The Center's legal counsel wrote a letter to DPH arguing that the redactions were not legally justified. DPH responded with an email maintaining that the redactions were required by Welfare and Institutions Code sections 4514 and 5328.15. The Center responded by filing a petition for writ of mandate in the superior court seeking an order that DPH disclose the redacted material pursuant to the Public Records Act.

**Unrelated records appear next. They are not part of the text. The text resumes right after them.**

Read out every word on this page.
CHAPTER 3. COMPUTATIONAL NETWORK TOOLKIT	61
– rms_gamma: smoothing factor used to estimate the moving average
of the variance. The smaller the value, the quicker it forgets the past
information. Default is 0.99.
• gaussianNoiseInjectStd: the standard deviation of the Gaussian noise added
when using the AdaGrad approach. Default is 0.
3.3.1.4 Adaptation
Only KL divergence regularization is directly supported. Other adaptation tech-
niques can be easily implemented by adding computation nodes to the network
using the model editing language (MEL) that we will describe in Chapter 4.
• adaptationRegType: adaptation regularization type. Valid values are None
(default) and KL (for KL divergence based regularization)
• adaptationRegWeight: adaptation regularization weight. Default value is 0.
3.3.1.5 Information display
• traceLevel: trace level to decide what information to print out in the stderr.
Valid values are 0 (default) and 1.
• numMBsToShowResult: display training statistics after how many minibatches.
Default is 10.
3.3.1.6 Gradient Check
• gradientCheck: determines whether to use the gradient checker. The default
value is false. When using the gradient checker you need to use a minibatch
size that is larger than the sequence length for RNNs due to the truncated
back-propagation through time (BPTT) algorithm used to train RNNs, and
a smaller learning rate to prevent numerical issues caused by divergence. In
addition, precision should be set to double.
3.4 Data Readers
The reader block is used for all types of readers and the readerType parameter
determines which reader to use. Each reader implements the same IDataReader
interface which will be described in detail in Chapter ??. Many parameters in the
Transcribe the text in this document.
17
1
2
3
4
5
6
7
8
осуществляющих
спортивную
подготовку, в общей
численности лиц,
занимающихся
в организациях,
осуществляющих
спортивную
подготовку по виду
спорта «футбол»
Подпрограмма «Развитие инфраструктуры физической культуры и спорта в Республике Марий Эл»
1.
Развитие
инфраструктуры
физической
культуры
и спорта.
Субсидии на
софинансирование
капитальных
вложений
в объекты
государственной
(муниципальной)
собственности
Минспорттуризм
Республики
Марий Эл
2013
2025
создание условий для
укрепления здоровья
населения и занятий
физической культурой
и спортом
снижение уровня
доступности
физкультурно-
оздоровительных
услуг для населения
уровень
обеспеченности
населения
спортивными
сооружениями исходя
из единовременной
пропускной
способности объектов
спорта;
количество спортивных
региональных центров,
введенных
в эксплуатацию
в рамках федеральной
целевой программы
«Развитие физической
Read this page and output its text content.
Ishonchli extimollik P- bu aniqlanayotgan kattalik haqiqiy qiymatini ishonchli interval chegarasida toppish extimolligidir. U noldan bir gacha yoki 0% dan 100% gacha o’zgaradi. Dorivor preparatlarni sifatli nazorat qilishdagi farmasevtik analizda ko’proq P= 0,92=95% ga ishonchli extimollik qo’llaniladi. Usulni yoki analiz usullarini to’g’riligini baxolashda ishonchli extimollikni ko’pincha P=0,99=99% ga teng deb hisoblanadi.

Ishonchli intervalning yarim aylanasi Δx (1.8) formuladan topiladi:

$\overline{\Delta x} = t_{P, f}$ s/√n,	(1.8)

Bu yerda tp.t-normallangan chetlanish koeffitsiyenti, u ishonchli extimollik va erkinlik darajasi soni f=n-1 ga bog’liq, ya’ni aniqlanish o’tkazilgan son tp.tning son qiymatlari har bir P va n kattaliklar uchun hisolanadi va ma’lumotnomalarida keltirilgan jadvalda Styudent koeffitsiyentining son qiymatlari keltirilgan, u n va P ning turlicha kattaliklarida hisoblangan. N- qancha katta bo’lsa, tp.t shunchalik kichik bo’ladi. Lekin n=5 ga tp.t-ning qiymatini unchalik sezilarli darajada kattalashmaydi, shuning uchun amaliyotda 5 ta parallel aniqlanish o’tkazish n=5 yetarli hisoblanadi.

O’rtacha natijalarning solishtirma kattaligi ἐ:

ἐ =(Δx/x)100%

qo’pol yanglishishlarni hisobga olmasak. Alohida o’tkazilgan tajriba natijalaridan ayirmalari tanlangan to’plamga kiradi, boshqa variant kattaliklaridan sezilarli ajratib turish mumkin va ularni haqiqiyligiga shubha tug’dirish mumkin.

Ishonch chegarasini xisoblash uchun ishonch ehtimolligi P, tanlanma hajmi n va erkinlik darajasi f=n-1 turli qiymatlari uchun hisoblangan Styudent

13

The trial court said it was “called upon in this case to resolve an apparent conflict between the Lanterman Act's prohibition against disclosure of records obtained in the course of providing mental health or developmental services, and the Long–Term Care Act's requirement that citations issued to long-term health care facilities be open to public inspection.” It concluded that the two statutes could not be reconciled and that the Long–Term Care Act's mandate that DPH citations be made public with minimal redaction trumped the Lanterman Act's confidentiality provisions because the Long–Term Care Act was the more specific statute. DPH filed a petition for writ of extraordinary mandate.

The Court of Appeal acknowledged a conflict between the Long–Term Care Act and the Lanterman Act, but determined that the statutes could be harmonized. It observed that “the Lanterman Act and the Long–Term Care Act apply to the same population and seek the same purpose—to promote and protect the health and safety of mental health patients. But the two acts effectuate this common purpose from opposite directions. The Lanterman Act effectuates this purpose by ensuring the confidentiality of mental health records—this encourages persons with mental problems to seek, accept and undergo treatment and to be open and candid in treatment. The Long–Term Care Act effectuates this purpose, as relevant here, by making citations for violations of patient care standards publicly accessible, so the public can oversee what is happening in these facilities.” The “congruence of population and purpose, and this effectuation of purpose from opposite directions, creates a complementarity of method to effectuate the common purpose for this common population. In...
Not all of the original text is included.